Выбрать главу

— Тогда завтра я пойду соберу ещё грибов. Насушим дома, чтобы не промокли на улице. — Элиза была так спокойна, словно ей сказали, что завтра утром будет моросить дождь и только-то. А ей надо лишь пересмотреть планы по хозяйству и подстроить их под новую погоду. Видимо, такое было у них часто…

Дед посмотрел на Луиса и накрыл ладонью его руку.

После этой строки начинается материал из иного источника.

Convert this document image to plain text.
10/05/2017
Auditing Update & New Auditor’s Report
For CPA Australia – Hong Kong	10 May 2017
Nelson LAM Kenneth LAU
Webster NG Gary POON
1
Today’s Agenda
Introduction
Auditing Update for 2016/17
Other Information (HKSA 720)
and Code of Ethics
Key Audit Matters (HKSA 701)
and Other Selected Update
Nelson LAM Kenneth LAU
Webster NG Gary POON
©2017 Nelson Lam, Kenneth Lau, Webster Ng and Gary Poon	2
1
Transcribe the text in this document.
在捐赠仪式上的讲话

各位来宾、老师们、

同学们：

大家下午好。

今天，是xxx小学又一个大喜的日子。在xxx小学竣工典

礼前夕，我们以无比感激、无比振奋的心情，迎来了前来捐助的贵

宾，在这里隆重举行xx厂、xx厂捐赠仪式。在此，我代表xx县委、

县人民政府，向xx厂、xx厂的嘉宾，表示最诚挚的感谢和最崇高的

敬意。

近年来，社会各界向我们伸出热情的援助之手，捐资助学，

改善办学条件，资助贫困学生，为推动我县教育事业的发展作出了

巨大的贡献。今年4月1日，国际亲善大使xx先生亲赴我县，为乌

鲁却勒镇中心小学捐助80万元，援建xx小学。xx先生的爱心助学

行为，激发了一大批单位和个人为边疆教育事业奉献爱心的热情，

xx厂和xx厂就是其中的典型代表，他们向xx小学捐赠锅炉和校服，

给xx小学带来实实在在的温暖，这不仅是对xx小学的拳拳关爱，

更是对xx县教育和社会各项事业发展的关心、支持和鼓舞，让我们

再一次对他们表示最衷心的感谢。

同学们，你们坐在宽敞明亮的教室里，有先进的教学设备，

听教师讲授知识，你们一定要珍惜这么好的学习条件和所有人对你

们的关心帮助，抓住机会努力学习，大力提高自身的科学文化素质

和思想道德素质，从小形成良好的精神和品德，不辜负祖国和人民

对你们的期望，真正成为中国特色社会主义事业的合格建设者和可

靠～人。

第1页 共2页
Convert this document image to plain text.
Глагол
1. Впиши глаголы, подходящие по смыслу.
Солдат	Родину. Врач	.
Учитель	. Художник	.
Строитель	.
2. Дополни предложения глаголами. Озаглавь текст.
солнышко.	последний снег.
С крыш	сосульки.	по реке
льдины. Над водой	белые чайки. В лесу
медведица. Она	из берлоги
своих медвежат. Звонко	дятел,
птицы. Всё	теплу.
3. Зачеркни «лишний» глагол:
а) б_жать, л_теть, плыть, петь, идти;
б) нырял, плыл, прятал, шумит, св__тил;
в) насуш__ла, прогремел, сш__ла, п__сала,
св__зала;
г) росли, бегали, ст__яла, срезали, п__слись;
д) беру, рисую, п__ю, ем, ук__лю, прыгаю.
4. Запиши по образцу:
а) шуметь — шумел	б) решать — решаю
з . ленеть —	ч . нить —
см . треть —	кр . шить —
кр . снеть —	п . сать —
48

— Не переживай из-за лекарств. И сами справимся. К тому же на тебе всё заживает, как на собаке. Уж не думал, что когда-нибудь такое встречу. Судьба не даст тебе умереть.

Весь месяц Луис ждал, когда срастутся кости и заживут раны. Старик был прав. На обоженном парне все травмы заживали с какой-то нечеловеческой скоростью. Уже через месяц он смог сидеть с ними за столом, через полтора — помогать по хозяйству, а через два стал учиться рыбачить. Он уходил в море вместе с дедом, учился ловить, сушить рыбу, плести сети, распознавать хорошие рыболовные места. Луис забыл о прошлой жизни, будто бы её не существовало. Неожиданно он получил какое-то долгожданное забвение, облегчение от того, что был лишён прошлого. Сам никогда не вспоминал, а его и не спрашивали. Старый рыбак относился к нему как к сыну, а маленькая, но уже такая взрослая и самостоятельная Элиза была ему почти как сестра. Луис был лишен отеческой любви. Мать никогда и не видел, а отец был далеко не примерным родителем. Луису пришлось рано повзрослеть и уйти из дома. Свой успех он заработал рано, но исключительно благодаря удаче и своему трудолюбию. Как и сейчас, в то время прошлое о его детстве стерлось из его памяти, и мысленно он больше никогда к нему не возвращался.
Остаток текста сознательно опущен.